SediSound: Novel acoustic instrumentation for quantifying and characterising multiphase flows

Lead Research Organisation: Loughborough University
Department Name: Vice Chancellor's Office

Abstract

This project will develop and test a new instrument capable of simultaneously measuring the flow velocity, suspended
sediment concentration and grain size of multi-phase fluid flows across multiple dimensions at high temporal resolution.

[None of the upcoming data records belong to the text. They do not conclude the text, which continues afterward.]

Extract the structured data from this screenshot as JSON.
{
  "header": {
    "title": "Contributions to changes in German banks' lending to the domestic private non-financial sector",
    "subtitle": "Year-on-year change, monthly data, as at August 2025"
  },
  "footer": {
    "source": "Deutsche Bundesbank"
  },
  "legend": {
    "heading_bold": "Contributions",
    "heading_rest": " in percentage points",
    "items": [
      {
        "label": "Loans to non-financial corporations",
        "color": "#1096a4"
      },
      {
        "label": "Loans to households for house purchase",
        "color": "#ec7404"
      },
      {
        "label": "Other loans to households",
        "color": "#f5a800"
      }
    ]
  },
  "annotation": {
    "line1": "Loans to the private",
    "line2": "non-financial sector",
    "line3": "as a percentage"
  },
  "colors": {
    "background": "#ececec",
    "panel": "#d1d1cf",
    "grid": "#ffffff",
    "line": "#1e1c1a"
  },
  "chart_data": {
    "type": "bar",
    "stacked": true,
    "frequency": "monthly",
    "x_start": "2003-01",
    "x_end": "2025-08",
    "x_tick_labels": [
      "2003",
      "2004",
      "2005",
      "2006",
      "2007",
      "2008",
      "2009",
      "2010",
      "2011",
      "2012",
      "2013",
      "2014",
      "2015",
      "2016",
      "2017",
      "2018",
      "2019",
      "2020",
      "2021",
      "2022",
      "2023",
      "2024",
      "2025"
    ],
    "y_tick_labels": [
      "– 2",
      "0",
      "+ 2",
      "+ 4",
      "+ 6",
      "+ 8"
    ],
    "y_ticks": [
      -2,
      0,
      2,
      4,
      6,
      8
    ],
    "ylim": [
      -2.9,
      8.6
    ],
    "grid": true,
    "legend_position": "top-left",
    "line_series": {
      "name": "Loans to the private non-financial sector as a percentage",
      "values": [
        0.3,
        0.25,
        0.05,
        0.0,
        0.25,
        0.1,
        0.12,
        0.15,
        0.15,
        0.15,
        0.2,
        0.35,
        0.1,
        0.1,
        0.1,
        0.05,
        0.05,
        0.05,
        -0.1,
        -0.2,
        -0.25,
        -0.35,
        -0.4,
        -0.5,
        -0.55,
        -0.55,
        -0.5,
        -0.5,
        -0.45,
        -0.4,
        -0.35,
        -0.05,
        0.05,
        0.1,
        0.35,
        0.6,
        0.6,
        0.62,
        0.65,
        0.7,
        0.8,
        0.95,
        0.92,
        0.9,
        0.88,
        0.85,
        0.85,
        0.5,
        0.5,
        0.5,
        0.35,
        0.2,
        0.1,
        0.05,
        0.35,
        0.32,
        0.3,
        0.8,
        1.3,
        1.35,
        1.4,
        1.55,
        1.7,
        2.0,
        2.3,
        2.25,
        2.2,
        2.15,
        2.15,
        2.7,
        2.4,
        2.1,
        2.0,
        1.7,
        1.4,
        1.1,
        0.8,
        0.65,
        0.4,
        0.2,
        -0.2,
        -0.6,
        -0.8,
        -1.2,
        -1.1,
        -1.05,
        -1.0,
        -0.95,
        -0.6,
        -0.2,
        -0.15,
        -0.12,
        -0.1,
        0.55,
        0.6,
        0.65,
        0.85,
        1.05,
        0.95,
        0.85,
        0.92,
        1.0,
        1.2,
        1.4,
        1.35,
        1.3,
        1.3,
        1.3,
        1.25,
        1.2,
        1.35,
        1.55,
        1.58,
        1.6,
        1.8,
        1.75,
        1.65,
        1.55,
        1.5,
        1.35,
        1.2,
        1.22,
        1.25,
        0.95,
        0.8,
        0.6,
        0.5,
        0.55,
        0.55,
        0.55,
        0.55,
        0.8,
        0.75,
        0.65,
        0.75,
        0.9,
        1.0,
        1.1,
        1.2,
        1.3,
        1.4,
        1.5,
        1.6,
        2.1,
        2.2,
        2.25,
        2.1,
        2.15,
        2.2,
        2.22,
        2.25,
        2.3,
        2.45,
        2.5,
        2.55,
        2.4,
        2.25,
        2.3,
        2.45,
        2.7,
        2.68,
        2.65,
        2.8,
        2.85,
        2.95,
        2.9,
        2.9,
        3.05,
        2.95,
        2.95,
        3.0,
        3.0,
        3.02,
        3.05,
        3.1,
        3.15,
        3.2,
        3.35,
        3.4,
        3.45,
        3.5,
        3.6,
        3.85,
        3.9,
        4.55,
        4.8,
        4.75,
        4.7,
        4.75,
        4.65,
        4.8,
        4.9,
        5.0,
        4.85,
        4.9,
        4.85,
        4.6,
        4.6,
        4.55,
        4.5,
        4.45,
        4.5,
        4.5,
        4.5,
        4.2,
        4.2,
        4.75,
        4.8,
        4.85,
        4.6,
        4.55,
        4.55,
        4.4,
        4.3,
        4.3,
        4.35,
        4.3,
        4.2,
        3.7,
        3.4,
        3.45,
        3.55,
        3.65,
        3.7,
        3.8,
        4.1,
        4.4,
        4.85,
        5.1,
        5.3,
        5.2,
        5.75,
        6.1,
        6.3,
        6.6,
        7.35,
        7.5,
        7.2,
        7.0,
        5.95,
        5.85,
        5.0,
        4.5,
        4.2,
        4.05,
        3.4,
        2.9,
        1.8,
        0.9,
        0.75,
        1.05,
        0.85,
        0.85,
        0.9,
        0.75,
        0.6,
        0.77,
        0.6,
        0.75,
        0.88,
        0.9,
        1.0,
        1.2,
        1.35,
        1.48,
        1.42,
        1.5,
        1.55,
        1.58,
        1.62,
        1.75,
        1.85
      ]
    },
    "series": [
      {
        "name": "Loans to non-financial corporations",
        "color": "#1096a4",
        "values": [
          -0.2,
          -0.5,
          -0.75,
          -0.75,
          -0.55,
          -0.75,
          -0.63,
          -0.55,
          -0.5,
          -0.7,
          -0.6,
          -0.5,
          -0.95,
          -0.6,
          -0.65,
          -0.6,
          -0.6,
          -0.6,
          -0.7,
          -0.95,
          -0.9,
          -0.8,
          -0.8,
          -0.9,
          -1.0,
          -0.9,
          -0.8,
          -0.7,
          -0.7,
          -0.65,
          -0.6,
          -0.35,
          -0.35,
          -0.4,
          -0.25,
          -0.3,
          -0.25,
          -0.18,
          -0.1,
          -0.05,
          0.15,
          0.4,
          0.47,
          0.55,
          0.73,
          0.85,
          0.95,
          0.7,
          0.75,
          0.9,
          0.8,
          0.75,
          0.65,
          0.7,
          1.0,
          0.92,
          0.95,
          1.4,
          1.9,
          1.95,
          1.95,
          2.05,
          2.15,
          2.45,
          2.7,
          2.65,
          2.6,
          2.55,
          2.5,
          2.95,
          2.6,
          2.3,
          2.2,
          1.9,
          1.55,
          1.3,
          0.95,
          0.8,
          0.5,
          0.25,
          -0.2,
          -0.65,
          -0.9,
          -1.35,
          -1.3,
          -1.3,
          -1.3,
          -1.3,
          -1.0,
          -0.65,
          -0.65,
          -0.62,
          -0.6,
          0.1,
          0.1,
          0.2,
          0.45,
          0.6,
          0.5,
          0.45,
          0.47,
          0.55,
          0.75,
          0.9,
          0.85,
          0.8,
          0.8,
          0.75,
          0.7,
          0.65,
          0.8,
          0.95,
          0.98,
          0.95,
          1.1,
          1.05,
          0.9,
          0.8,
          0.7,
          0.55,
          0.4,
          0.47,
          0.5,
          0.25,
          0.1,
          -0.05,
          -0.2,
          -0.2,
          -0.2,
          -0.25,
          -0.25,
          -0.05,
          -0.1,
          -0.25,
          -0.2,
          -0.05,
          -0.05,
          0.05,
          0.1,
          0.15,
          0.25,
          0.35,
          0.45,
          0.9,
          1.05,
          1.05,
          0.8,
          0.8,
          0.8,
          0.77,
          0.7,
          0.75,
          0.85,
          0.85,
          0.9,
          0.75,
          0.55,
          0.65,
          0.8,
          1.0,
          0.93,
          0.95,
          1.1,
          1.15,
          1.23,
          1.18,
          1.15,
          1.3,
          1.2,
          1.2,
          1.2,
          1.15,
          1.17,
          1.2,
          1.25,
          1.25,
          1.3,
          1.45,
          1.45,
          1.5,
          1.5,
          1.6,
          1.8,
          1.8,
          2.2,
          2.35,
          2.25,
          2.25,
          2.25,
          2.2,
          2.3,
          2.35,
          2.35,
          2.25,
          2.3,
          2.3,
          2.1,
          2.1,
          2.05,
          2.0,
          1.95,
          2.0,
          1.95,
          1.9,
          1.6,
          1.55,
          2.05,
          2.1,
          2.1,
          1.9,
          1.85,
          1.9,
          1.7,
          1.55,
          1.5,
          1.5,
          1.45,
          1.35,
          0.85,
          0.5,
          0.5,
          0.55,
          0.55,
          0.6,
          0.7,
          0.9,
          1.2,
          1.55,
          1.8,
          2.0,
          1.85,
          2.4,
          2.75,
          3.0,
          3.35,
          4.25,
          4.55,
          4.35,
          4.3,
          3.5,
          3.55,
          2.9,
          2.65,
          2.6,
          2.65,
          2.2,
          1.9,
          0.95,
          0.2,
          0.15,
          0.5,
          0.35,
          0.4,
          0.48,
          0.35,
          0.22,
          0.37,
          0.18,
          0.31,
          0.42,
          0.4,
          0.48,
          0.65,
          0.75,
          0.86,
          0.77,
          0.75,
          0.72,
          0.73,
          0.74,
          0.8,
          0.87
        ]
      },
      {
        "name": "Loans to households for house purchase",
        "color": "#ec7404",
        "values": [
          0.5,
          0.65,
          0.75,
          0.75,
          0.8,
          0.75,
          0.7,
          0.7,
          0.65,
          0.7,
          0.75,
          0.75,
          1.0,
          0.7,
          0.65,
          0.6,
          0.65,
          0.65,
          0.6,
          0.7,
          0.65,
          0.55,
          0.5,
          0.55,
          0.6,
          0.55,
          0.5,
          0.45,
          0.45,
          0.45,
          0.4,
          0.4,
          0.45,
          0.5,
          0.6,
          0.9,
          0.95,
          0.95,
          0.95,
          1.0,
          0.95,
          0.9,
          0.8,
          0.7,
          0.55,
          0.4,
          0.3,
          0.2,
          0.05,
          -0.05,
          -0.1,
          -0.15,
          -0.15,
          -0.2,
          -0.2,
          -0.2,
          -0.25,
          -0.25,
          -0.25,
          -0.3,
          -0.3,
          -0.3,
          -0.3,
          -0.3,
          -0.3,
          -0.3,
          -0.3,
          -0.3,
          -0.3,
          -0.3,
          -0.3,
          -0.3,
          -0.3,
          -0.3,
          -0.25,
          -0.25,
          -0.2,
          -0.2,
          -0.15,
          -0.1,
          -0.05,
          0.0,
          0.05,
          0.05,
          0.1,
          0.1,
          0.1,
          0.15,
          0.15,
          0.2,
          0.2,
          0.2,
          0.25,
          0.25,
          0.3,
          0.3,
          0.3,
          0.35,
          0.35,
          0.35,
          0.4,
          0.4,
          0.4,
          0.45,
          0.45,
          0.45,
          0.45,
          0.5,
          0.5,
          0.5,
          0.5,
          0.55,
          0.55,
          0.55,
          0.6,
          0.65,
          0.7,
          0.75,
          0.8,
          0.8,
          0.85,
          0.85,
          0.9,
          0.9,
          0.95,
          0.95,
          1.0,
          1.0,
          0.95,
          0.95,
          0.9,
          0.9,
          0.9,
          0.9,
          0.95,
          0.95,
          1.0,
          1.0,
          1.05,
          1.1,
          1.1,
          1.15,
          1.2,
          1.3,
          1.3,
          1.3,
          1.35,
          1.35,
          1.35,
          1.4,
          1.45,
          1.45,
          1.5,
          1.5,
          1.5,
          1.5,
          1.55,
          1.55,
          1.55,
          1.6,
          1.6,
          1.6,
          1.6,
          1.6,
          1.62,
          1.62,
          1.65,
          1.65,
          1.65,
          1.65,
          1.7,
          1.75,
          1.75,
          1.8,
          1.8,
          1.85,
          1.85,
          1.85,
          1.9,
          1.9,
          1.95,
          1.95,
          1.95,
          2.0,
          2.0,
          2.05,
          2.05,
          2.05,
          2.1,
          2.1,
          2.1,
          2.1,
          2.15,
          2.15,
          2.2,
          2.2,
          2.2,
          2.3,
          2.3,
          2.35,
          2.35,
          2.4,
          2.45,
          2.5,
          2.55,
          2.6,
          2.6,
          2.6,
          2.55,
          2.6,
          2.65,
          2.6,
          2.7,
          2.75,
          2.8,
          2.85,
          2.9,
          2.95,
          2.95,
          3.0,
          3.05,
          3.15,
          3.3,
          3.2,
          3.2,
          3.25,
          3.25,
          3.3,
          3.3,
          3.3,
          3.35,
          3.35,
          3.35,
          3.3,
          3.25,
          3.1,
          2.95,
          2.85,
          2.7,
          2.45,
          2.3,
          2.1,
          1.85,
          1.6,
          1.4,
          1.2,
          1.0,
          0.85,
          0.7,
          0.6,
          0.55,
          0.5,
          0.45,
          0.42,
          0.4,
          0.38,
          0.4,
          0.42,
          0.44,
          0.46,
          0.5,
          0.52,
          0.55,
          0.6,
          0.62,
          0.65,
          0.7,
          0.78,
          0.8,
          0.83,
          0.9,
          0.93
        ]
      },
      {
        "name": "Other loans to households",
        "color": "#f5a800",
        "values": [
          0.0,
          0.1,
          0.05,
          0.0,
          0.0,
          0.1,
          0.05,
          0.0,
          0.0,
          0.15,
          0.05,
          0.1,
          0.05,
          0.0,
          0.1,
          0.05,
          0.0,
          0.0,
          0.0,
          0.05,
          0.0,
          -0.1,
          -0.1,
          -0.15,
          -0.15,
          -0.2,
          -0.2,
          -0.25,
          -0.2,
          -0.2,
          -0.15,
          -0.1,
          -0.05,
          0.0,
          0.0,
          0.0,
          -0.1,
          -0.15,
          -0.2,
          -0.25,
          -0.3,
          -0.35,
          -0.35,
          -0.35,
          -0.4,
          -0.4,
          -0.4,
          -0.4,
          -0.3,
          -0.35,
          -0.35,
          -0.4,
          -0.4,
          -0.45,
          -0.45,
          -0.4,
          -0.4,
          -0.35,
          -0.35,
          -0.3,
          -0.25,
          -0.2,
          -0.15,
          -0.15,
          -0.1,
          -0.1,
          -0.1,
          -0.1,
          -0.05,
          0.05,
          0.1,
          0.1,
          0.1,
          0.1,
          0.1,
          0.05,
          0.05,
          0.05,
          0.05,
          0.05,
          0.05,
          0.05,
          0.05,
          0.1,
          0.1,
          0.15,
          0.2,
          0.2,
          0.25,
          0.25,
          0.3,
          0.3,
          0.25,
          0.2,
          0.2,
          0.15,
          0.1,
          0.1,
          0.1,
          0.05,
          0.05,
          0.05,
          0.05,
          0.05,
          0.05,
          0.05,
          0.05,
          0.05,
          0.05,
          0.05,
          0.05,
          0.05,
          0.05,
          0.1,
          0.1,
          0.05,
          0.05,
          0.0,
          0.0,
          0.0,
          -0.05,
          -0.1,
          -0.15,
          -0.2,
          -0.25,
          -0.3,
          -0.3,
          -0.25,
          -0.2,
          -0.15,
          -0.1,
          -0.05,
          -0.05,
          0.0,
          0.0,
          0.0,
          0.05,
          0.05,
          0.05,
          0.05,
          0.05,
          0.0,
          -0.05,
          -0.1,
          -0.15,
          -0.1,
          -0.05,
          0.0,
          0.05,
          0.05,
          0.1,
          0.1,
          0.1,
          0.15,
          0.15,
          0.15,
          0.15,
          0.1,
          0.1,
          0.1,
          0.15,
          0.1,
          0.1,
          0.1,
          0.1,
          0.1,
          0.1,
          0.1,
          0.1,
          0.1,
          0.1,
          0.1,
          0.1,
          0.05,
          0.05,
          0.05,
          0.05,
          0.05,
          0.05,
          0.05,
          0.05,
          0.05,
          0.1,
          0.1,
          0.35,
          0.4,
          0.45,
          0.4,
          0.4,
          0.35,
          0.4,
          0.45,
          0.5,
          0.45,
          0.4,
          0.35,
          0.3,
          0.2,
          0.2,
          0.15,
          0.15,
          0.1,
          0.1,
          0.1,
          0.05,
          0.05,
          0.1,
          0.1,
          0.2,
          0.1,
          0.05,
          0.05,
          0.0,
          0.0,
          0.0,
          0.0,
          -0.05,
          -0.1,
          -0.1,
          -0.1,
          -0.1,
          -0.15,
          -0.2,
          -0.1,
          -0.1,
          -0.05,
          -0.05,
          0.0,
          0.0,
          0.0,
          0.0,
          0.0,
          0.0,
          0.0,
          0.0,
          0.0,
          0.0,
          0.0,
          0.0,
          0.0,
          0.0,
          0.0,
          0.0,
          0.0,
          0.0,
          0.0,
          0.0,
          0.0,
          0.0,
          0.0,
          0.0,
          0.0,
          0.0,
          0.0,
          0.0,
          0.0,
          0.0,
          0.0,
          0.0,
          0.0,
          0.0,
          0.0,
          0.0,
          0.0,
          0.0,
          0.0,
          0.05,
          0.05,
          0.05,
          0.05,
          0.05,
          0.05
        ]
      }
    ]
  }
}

Existing
commercially-available instruments permit the quantification of multi-dimensional velocities either at-a-point or over small
profiles and other commercially-available instruments permit the quantification of suspended sediment and grain size
profiles, but no commercially-available instrument permits the simultaneous measurement of both multi-dimensional velocity
and sediment profiles.

The development of such an instrument will lead to a step change in the quantification of key processes within a range of
environmental and industrial two-phase flows, including quantification of the turbulent shear stresses responsible for driving
erosion, transport and deposition of sediments in riverine and coastal environments through to flow processes in a range of
industrial flow processes and water treatment facilities. Such an instrument will therefore have wide utility and significant
commercial potential. The work within the programme will design, build, test and validate both hardware and the software
required to run the instrument. The results will be bench-marked and tested against a suite of existing instrumentation for
each of the component measurements as part of the ongoing aligned ERC Consolidator Project. The PoC also has an
embedded developer (Ubertone) with robust IPR agreements in place, and as well as end user partners involved in the
programme of work in a prototype testing phase, which together provide and outcome the development of a pathway to
market for the new technology developed.